Even were there any ambiguity to be resolved, the legislative history of section 664.6 reinforces the conclusion that the Legislature intended the section to provide a means of enforcing settlement agreements entered into after litigation has been filed. An analysis prepared by the Senate Committee on the Judiciary describes the problem the legislation was designed to address: “Existing Rule of Court 207.5 provides for a pretrial settlement conference for civil actions. However, neither existing law nor rule of court authorizes an entry of judgment pursuant to the settlement terms.” (Sen. Com. on Judiciary, Analysis of Assem. Bill No. 1925 (1981-1982 Reg. Sess.) p. 2.) The absence of that authorization was a problem because “[p]arties who initially agree to the terms of a settlement often change their minds after the case is taken off calendar. Thus the time taken and the money spent on holding pretrial conferences are wasted.” (Id. at p. 4.) If no litigation was pending between the parties at the time of the settlement, then no judicial settlement conference would ever have been scheduled or conducted, and the problem targeted by the Legislature would not exist.844-845.”
Kirby, at 844-845. 

The court of appeal explained the narrow nature of the summary enforcement remedy made available by the legislature under CCP section 664.6:
“Edison argues that “there is no logical reason” to distinguish between settlements reached before litigation was filed and those reached during the pendency of litigation. It is mistaken. Section 664.6's “summary, expedited procedure[s]” are available only “when certain requirements that decrease the likelihood of misunderstandings are met.” (Levy v. Superior Court, supra, 10 Cal.4th at p. 585.) The Legislature could have reasonably concluded that settlement agreements entered into after litigation has been filed, when the parties to that litigation are generally represented by counsel, are less likely to result in misunderstandings and disputes than are agreements reached before the parties have retained attorneys.
Kirby, at 845-846.

In fact, as alluded to in Kirby, it has long been recognized that summary enforcement of a settlement under CCP section 664.6 is not an exclusive remedy, and the parties may always file a separate action to enforce the settlement agreement.  See Gauss v.
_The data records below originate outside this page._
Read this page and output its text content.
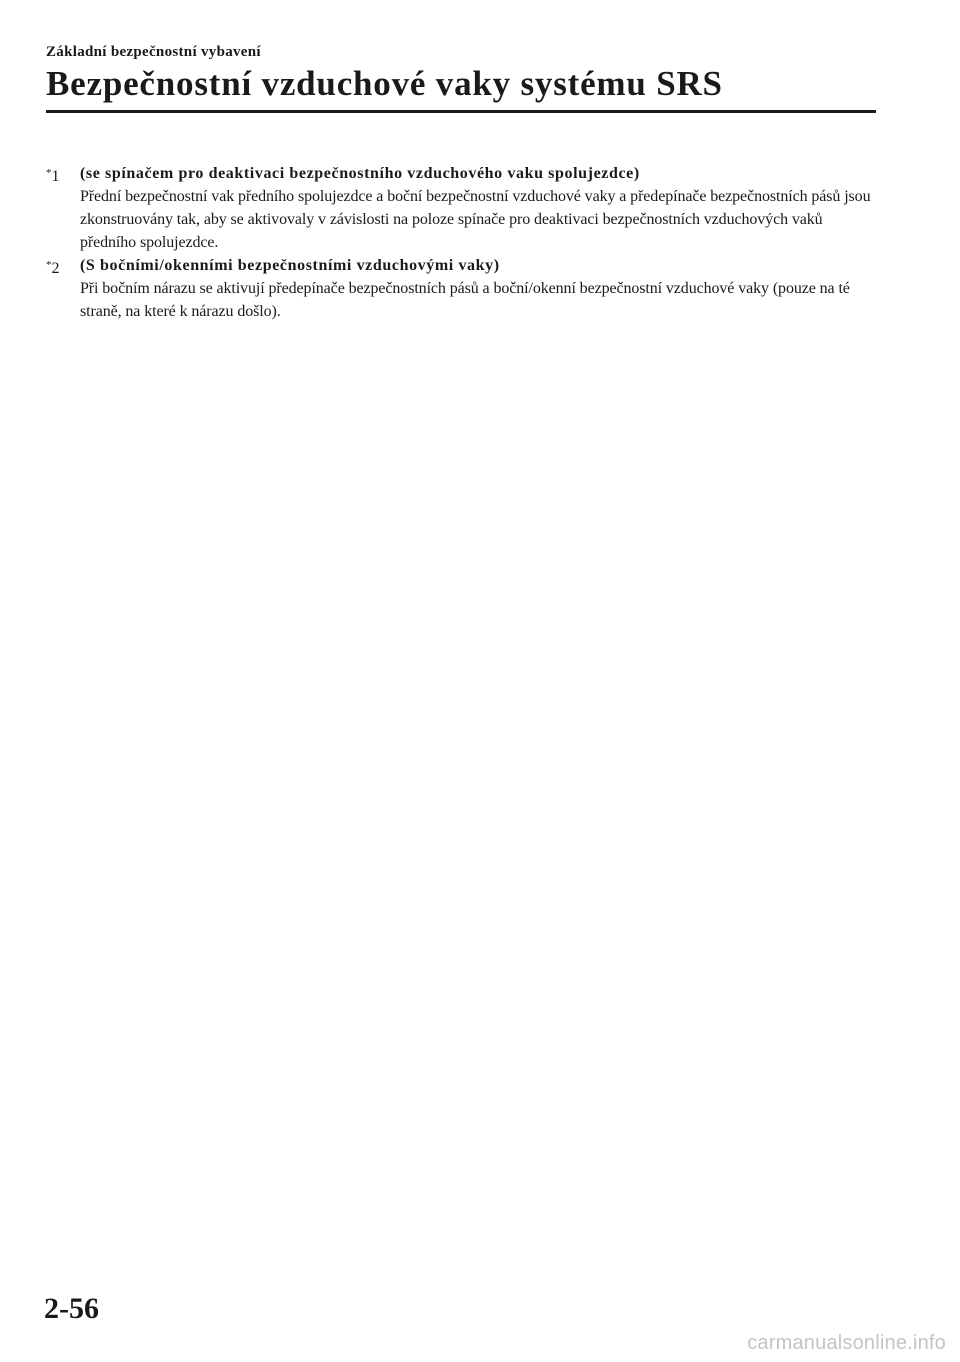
Základní bezpečnostní vybavení
Bezpečnostní vzduchové vaky systému SRS
*1 (se spínačem pro deaktivaci bezpečnostního vzduchového vaku spolujezdce)
Přední bezpečnostní vak předního spolujezdce a boční bezpečnostní vzduchové vaky a předepínače bezpečnostních pásů jsou zkonstruovány tak, aby se aktivovaly v závislosti na poloze spínače pro deaktivaci bezpečnostních vzduchových vaků předního spolujezdce.
*2 (S bočními/okenními bezpečnostními vzduchovými vaky)
Při bočním nárazu se aktivují předepínače bezpečnostních pásů a boční/okenní bezpečnostní vzduchové vaky (pouze na té straně, na které k nárazu došlo).
2-56
carmanualsonline.info
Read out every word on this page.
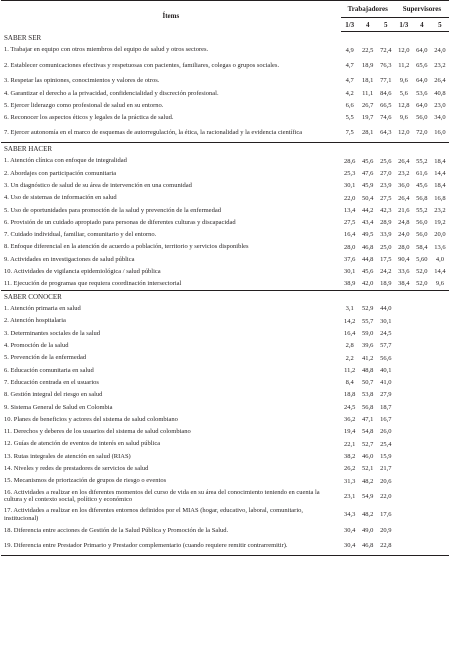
Ítems	Trabajadores			Supervisores		
	1/3	4	5	1/3	4	5
SABER SER						
1. Trabajar en equipo con otros miembros del equipo de salud y otros sectores.	4,9	22,5	72,4	12,0	64,0	24,0
2. Establecer comunicaciones efectivas y respetuosas con pacientes, familiares, colegas o grupos sociales.	4,7	18,9	76,3	11,2	65,6	23,2
3. Respetar las opiniones, conocimientos y valores de otros.	4,7	18,1	77,1	9,6	64,0	26,4
4. Garantizar el derecho a la privacidad, confidencialidad y discreción profesional.	4,2	11,1	84,6	5,6	53,6	40,8
5. Ejercer liderazgo como profesional de salud en su entorno.	6,6	26,7	66,5	12,8	64,0	23,0
6. Reconocer los aspectos éticos y legales de la práctica de salud.	5,5	19,7	74,6	9,6	56,0	34,0
7. Ejercer autonomía en el marco de esquemas de autorregulación, la ética, la racionalidad y la evidencia científica	7,5	28,1	64,3	12,0	72,0	16,0
SABER HACER						
1. Atención clínica con enfoque de integralidad	28,6	45,6	25,6	26,4	55,2	18,4
2. Abordajes con participación comunitaria	25,3	47,6	27,0	23,2	61,6	14,4
3. Un diagnóstico de salud de su área de intervención en una comunidad	30,1	45,9	23,9	36,0	45,6	18,4
4. Uso de sistemas de información en salud	22,0	50,4	27,5	26,4	56,8	16,8
5. Uso de oportunidades para promoción de la salud y prevención de la enfermedad	13,4	44,2	42,3	21,6	55,2	23,2
6. Provisión de un cuidado apropiado para personas de diferentes culturas y discapacidad	27,5	43,4	28,9	24,8	56,0	19,2
7. Cuidado individual, familiar, comunitario y del entorno.	16,4	49,5	33,9	24,0	56,0	20,0
8. Enfoque diferencial en la atención de acuerdo a población, territorio y servicios disponibles	28,0	46,8	25,0	28,0	58,4	13,6
9. Actividades en investigaciones de salud pública	37,6	44,8	17,5	90,4	5,60	4,0
10. Actividades de vigilancia epidemiológica / salud pública	30,1	45,6	24,2	33,6	52,0	14,4
11. Ejecución de programas que requiera coordinación intersectorial	38,9	42,0	18,9	38,4	52,0	9,6
SABER CONOCER						
1. Atención primaria en salud	3,1	52,9	44,0			
2. Atención hospitalaria	14,2	55,7	30,1			
3. Determinantes sociales de la salud	16,4	59,0	24,5			
4. Promoción de la salud	2,8	39,6	57,7			
5. Prevención de la enfermedad	2,2	41,2	56,6			
6. Educación comunitaria en salud	11,2	48,8	40,1			
7. Educación centrada en el usuarios	8,4	50,7	41,0			
8. Gestión integral del riesgo en salud	18,8	53,8	27,9			
9. Sistema General de Salud en Colombia	24,5	56,8	18,7			
10. Planes de beneficios y actores del sistema de salud colombiano	36,2	47,1	16,7			
11. Derechos y deberes de los usuarios del sistema de salud colombiano	19,4	54,8	26,0			
12. Guías de atención de eventos de interés en salud pública	22,1	52,7	25,4			
13. Rutas integrales de atención en salud (RIAS)	38,2	46,0	15,9			
14. Niveles y redes de prestadores de servicios de salud	26,2	52,1	21,7			
15. Mecanismos de priorización de grupos de riesgo o eventos	31,3	48,2	20,6			
16. Actividades a realizar en los diferentes momentos del curso de vida en su área del conocimiento teniendo en cuenta la cultura y el contexto social, político y económico	23,1	54,9	22,0			
17. Actividades a realizar en los diferentes entornos definidos por el MIAS (hogar, educativo, laboral, comunitario, institucional)	34,3	48,2	17,6			
18. Diferencia entre acciones de Gestión de la Salud Pública y Promoción de la Salud.	30,4	49,0	20,9			
19. Diferencia entre Prestador Primario y Prestador complementario (cuando requiere remitir contrarremitir).	30,4	46,8	22,8			
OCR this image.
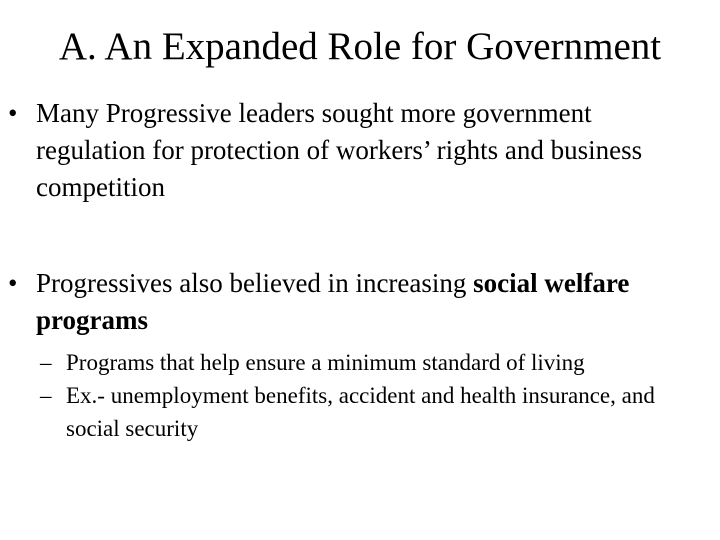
A. An Expanded Role for Government
• Many Progressive leaders sought more government regulation for protection of workers’ rights and business competition
• Progressives also believed in increasing social welfare programs
– Programs that help ensure a minimum standard of living
– Ex.- unemployment benefits, accident and health insurance, and social security
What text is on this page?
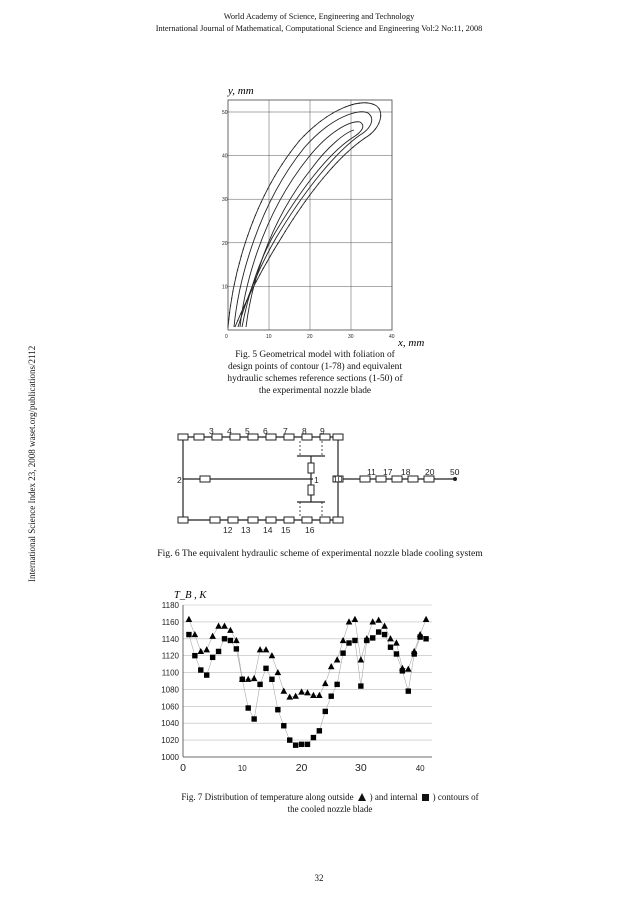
World Academy of Science, Engineering and Technology
International Journal of Mathematical, Computational Science and Engineering Vol:2 No:11, 2008
International Science Index 23, 2008 waset.org/publications/2112
y, mm
0	10	20	30	40
10
20
30
40
50
x, mm
Fig. 5 Geometrical model with foliation of design points of contour (1-78) and equivalent hydraulic schemes reference sections (1-50) of the experimental nozzle blade
3 4 5 6 7 8 9
12 13 14 15 16
2	1 10
11 17 18 20 50
Fig. 6 The equivalent hydraulic scheme of experimental nozzle blade cooling system
T_B , K
1000
1020
1040
1060
1080
1100
1120
1140
1160
1180
0	10	20	30	40
Fig. 7 Distribution of temperature along outside ) and internal ) contours of
the cooled nozzle blade
32
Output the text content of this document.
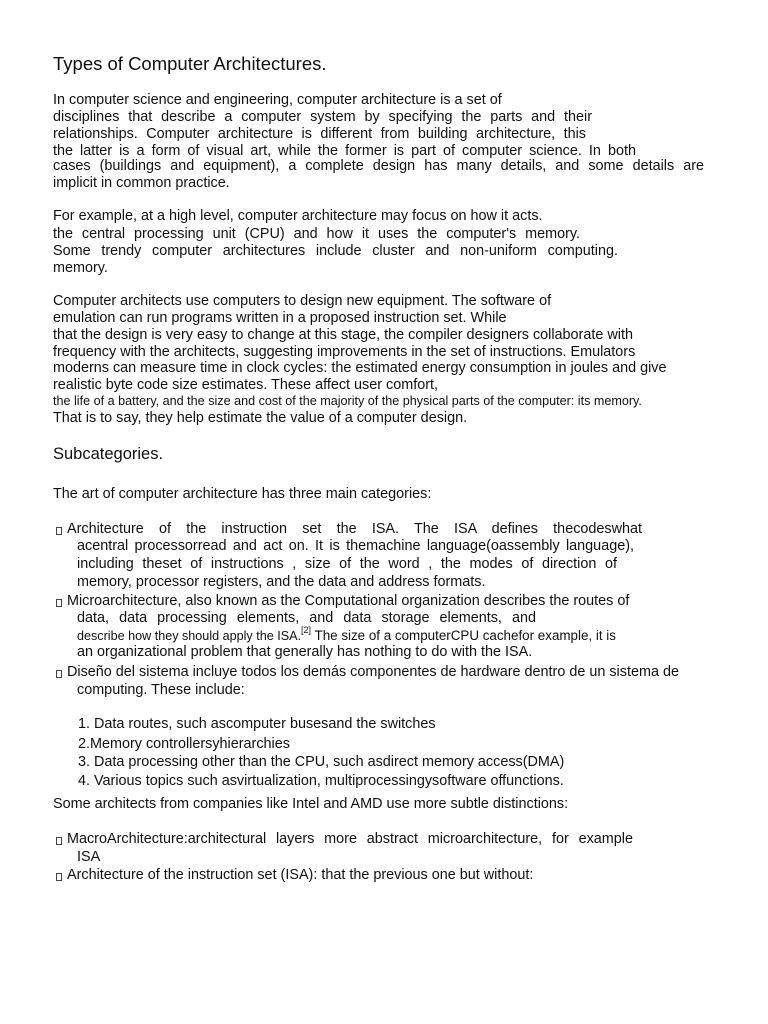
Types of Computer Architectures.
In computer science and engineering, computer architecture is a set of
disciplines that describe a computer system by specifying the parts and their
relationships. Computer architecture is different from building architecture, this
the latter is a form of visual art, while the former is part of computer science. In both
cases (buildings and equipment), a complete design has many details, and some details are
implicit in common practice.
For example, at a high level, computer architecture may focus on how it acts.
the central processing unit (CPU) and how it uses the computer's memory.
Some trendy computer architectures include cluster and non-uniform computing.
memory.
Computer architects use computers to design new equipment. The software of
emulation can run programs written in a proposed instruction set. While
that the design is very easy to change at this stage, the compiler designers collaborate with
frequency with the architects, suggesting improvements in the set of instructions. Emulators
moderns can measure time in clock cycles: the estimated energy consumption in joules and give
realistic byte code size estimates. These affect user comfort,
the life of a battery, and the size and cost of the majority of the physical parts of the computer: its memory.
That is to say, they help estimate the value of a computer design.
Subcategories.
The art of computer architecture has three main categories:
Architecture of the instruction set the ISA. The ISA defines thecodeswhat
acentral processorread and act on. It is themachine language(oassembly language),
including theset of instructions , size of the word , the modes of direction of
memory, processor registers, and the data and address formats.
Microarchitecture, also known as the Computational organization describes the routes of
data, data processing elements, and data storage elements, and
describe how they should apply the ISA.[2] The size of a computerCPU cachefor example, it is
an organizational problem that generally has nothing to do with the ISA.
Diseño del sistema incluye todos los demás componentes de hardware dentro de un sistema de
computing. These include:
1. Data routes, such ascomputer busesand the switches
2.Memory controllersyhierarchies
3. Data processing other than the CPU, such asdirect memory access(DMA)
4. Various topics such asvirtualization, multiprocessingysoftware offunctions.
Some architects from companies like Intel and AMD use more subtle distinctions:
MacroArchitecture:architectural layers more abstract microarchitecture, for example
ISA
Architecture of the instruction set (ISA): that the previous one but without:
GAF Corp. (2002) 103 Cal.App.4th 1110.  Once that separate action has been filed, it would proceed to full civil litigation, and would not be resolved summarily under CCP section 664.6.  The court of appeal in Kirby observed that in the case before it, as in this case:
“If Edison can establish the enforceability of the release as a matter of undisputed fact, it may move for summary judgment. If the enforceability of the release depends upon issues of fact that are disputed, then it must litigate those factual issues at trial. But because Kirby and Edison were not, at the time the release was executed, parties to any pending litigation that the release was intended to resolve, Edison may not employ the summary procedures afforded by section 664.6 to determine the enforceability of that release.”
Kirby, at 846. 

Here, as in Kirby, there is no dispute that plaintiffs seek to apply CCP section 664.6 to enforce a pre-litigation settlement agreement.  The statutory prerequisite of “pending litigation” has not and cannot be satisfied here. As in Kirby, CCP section 664.6 does not apply in this instance.  The motion is denied. 

RULING:
 
Plaintiffs’ Motion to Enforce Settlement Agreement Pursuant to CCP section 664.6 as Against All Defendants is DENIED. 
Plaintiffs have failed to establish that the subject settlement agreement satisfies the statutory requirements of CCP § 664.6, as it is not established that the settlement agreement was entered while there was pending litigation between the parties. 

The Court will proceed with the Case Management Conference also scheduled this date, and assign this matter appropriate future dates.